I shove my hands over my ears as I feel my eardrum flap with the sound but it barely seems to deafen. Then, in a burst of relief, it stops and the way opens. I take tentative steps inside, my eyes wide and my ears pricked. The smell is musty, like rotten water and dead flies with a helping of dust. The feeling of unease turns to a feeling of dread that grips my heart in its cold icy hands. The door begins to close, near silently, the wind flowing back through.

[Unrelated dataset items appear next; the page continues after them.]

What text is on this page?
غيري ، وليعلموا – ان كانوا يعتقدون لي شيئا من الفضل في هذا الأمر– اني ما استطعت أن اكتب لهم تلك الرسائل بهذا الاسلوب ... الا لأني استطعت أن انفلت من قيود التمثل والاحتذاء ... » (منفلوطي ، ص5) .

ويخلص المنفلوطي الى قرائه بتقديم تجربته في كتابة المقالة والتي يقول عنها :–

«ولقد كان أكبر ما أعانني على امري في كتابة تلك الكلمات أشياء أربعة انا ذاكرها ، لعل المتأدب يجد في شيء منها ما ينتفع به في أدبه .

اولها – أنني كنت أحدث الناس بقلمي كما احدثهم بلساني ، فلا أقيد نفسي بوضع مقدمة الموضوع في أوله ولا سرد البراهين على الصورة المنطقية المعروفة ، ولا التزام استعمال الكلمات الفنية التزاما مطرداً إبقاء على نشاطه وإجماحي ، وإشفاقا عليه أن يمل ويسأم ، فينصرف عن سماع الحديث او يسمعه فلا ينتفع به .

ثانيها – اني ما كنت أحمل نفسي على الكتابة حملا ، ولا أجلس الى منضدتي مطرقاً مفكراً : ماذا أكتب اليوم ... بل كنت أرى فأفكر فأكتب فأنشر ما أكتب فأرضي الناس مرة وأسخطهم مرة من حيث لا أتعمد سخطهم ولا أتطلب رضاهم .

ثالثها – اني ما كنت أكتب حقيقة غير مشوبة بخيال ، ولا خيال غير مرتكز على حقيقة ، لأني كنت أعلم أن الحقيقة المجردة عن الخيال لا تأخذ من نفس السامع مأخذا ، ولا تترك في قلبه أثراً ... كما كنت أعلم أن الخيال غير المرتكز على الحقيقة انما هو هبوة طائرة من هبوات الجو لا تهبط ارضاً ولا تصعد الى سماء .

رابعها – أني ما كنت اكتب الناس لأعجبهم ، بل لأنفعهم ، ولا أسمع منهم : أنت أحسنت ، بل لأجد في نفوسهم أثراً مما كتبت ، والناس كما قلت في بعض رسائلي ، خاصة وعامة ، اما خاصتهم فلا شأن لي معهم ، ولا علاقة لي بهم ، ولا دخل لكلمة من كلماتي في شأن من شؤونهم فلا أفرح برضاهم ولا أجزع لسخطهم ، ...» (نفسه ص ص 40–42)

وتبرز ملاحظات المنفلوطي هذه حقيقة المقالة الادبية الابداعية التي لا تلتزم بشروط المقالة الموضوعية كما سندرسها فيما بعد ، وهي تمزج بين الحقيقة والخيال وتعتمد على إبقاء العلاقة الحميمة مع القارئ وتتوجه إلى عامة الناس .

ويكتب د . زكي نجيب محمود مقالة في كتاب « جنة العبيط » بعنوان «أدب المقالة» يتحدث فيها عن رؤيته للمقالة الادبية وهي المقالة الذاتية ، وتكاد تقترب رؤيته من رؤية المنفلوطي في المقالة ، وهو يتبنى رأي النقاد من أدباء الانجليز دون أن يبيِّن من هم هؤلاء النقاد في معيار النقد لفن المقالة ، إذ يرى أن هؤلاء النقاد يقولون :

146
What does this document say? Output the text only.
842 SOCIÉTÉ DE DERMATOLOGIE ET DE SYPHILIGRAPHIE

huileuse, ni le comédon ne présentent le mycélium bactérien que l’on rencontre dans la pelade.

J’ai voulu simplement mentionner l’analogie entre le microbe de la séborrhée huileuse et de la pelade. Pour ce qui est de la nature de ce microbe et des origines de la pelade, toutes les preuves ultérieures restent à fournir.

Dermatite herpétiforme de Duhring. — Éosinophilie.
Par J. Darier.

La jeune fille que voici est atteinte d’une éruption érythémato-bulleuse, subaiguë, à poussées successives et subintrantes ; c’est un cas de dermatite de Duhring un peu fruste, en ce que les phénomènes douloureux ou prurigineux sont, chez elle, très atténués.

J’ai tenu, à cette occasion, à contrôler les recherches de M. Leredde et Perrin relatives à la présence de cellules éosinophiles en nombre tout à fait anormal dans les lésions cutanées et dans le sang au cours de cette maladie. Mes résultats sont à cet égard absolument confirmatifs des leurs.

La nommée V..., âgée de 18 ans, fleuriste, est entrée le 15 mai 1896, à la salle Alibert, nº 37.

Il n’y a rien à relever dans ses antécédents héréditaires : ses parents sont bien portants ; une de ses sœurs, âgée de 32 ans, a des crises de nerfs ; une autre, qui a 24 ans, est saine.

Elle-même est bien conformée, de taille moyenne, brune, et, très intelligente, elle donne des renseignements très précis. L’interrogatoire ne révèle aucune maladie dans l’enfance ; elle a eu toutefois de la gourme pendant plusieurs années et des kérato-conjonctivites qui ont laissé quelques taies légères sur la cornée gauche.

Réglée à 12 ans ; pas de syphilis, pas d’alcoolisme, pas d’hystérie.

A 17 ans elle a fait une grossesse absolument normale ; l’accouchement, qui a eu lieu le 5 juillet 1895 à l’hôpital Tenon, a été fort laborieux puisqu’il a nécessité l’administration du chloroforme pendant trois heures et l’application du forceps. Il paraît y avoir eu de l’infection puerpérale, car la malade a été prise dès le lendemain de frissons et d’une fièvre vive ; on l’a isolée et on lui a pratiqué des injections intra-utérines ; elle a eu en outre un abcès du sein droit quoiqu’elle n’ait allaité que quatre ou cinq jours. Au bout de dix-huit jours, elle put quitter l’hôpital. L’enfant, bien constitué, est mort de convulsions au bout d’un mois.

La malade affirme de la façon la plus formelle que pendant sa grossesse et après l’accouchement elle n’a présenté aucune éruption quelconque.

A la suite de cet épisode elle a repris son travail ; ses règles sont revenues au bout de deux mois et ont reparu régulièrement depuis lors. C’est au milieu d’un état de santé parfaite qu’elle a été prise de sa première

If I don’t leave I’ll be trapped.
I have to leave.
I have to.
“Strength is Forged Anew, Kyallan.” Says a voice. It’s not mine. It’s my Father’s. I snap my head around, the fear dissipates for the briefest of seconds. The door seals behind me. I Conjure a sphere again, and much to my relief, the effect does not repeat. I bathe the corridor in a small wave of light. I’m in a hallway, with one way forward.
It feels as though something breathes down my neck, something evil that makes me want to run and hide in fear.
A presence that sits on my back.
I’m being watched.
I can feel it.
It puts me on edge like cat, my hackles raised as I take cautious steps forward. A sound makes me jump, only for me to realise there was nothing at all. Then something brushes over my skin and I bat at it, only to find that my blow connects with nothing. As I walk, a thousand shadows crawl away from me as my light banishes them, as though they were alive and waiting for their prey.
I feel like a deer being hunted by a bear. Every instinct screams that something is coming. That something is wrong.
Then I hear it. A roar that shakes the stone, and the sound of massive, heavy feet smashing into stone as something truly terrifying charges towards me.